Stronger Nonlocality in GHZ States: A Step Beyond the Conventional GHZ Paradox
- URL: http://arxiv.org/abs/2409.14711v2
- Date: Tue, 24 Sep 2024 04:42:00 GMT
- Title: Stronger Nonlocality in GHZ States: A Step Beyond the Conventional GHZ Paradox
- Authors: Ananya Chakraborty, Kunika Agarwal, Sahil Gopalkrishna Naik, Manik Banik,
- Abstract summary: Greenberger-Horne-Zeilinger (GHZ) paradox, involving quantum systems with three or more subsystems, offers an 'all-vs-nothing' test of quantum nonlocality.
Here, we introduce a randomized variant of GHZ game, where the promise condition is randomly selected from multiple possibilities and revealed to only one of the parties chosen randomly.
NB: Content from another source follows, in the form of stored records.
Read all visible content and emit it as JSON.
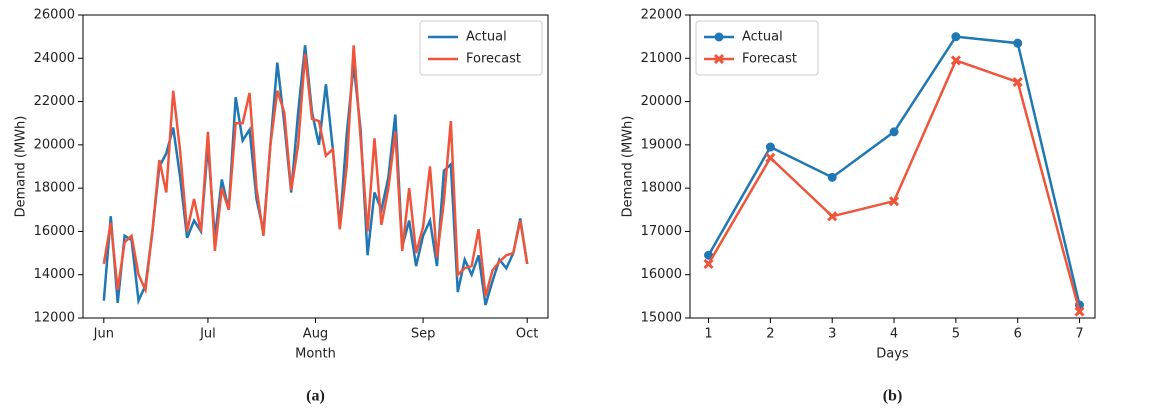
{
  "chart_data": [
    {
      "type": "line",
      "xlabel": "Month",
      "ylabel": "Demand (MWh)",
      "caption": "(a)",
      "legend": "upper right",
      "x": [
        0,
        2,
        4,
        6,
        8,
        10,
        12,
        14,
        16,
        18,
        20,
        22,
        24,
        26,
        28,
        30,
        32,
        34,
        36,
        38,
        40,
        42,
        44,
        46,
        48,
        50,
        52,
        54,
        56,
        58,
        60,
        62,
        64,
        66,
        68,
        70,
        72,
        74,
        76,
        78,
        80,
        82,
        84,
        86,
        88,
        90,
        92,
        94,
        96,
        98,
        100,
        102,
        104,
        106,
        108,
        110,
        112,
        114,
        116,
        118,
        120,
        122
      ],
      "xlim": [
        -6,
        128
      ],
      "xticks": [
        {
          "value": 0,
          "label": "Jun"
        },
        {
          "value": 30,
          "label": "Jul"
        },
        {
          "value": 61,
          "label": "Aug"
        },
        {
          "value": 92,
          "label": "Sep"
        },
        {
          "value": 122,
          "label": "Oct"
        }
      ],
      "ylim": [
        12000,
        26000
      ],
      "yticks": [
        12000,
        14000,
        16000,
        18000,
        20000,
        22000,
        24000,
        26000
      ],
      "series": [
        {
          "name": "Actual",
          "color": "#1f77b4",
          "values": [
            12800,
            16700,
            12700,
            15800,
            15600,
            12800,
            13500,
            16000,
            19000,
            19600,
            20800,
            18500,
            15700,
            16500,
            16000,
            20000,
            15700,
            18400,
            17000,
            22200,
            20200,
            20700,
            17500,
            16000,
            20000,
            23800,
            21000,
            17800,
            21500,
            24600,
            21500,
            20000,
            22800,
            19800,
            16200,
            20500,
            23700,
            20700,
            14900,
            17800,
            17000,
            18500,
            21400,
            15300,
            16500,
            14400,
            15800,
            16500,
            14400,
            18800,
            19100,
            13200,
            14700,
            14000,
            14900,
            12600,
            13700,
            14700,
            14300,
            15000,
            16600,
            14500
          ]
        },
        {
          "name": "Forecast",
          "color": "#ef553b",
          "values": [
            14500,
            16400,
            13300,
            15500,
            15800,
            14000,
            13300,
            16000,
            19300,
            17800,
            22500,
            19700,
            16000,
            17500,
            16000,
            20600,
            15100,
            18000,
            17000,
            21000,
            21000,
            22400,
            18000,
            15800,
            20000,
            22500,
            21500,
            17900,
            20000,
            24200,
            21200,
            21100,
            19500,
            19800,
            16100,
            19000,
            24600,
            20300,
            16000,
            20300,
            16300,
            18000,
            20600,
            15100,
            18000,
            15000,
            16200,
            19000,
            14800,
            17400,
            21100,
            14000,
            14300,
            14400,
            16100,
            13000,
            14200,
            14600,
            14900,
            15000,
            16500,
            14500
          ]
        }
      ]
    },
    {
      "type": "line",
      "xlabel": "Days",
      "ylabel": "Demand (MWh)",
      "caption": "(b)",
      "legend": "upper left",
      "x": [
        1,
        2,
        3,
        4,
        5,
        6,
        7
      ],
      "xlim": [
        0.7,
        7.25
      ],
      "xticks": [
        1,
        2,
        3,
        4,
        5,
        6,
        7
      ],
      "ylim": [
        15000,
        22000
      ],
      "yticks": [
        15000,
        16000,
        17000,
        18000,
        19000,
        20000,
        21000,
        22000
      ],
      "series": [
        {
          "name": "Actual",
          "color": "#1f77b4",
          "marker": "circle",
          "values": [
            16450,
            18950,
            18250,
            19300,
            21500,
            21350,
            15300
          ]
        },
        {
          "name": "Forecast",
          "color": "#ef553b",
          "marker": "x",
          "values": [
            16250,
            18700,
            17350,
            17700,
            20950,
            20450,
            15150
          ]
        }
      ]
    }
  ]
}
We demonstrate that this randomized GHZ paradox can also be perfectly resolved using a GHZ state, revealing a potentially stronger form of nonlocality than the original paradox.
- Score: 0.0
- License: http://creativecommons.org/licenses/by/4.0/
- Abstract: The Greenberger-Horne-Zeilinger (GHZ) paradox, involving quantum systems with three or more subsystems, offers an 'all-vs-nothing' test of quantum nonlocality. Unlike Bell tests for bipartite systems, which reveal statistical contradictions, the GHZ paradox demonstrates a definitive (i.e. 100%) conflict between local hidden variable theories and quantum mechanics. Given this, how can the claim made in the title be justified? The key lies in recognising that GHZ games are typically played under a predefined promise condition for input distribution. By altering this promise, different GHZ games can be constructed. Here, we introduce a randomized variant of GHZ game, where the promise condition is randomly selected from multiple possibilities and revealed to only one of the parties chosen randomly. We demonstrate that this randomized GHZ paradox can also be perfectly resolved using a GHZ state, revealing a potentially stronger form of nonlocality than the original paradox. The claim of enhanced nonlocality is supported by its operational implications: correlations yielding perfect success in the randomized game offer a greater communication advantage than traditional GHZ correlations in a distributed multi-party communication complexity task.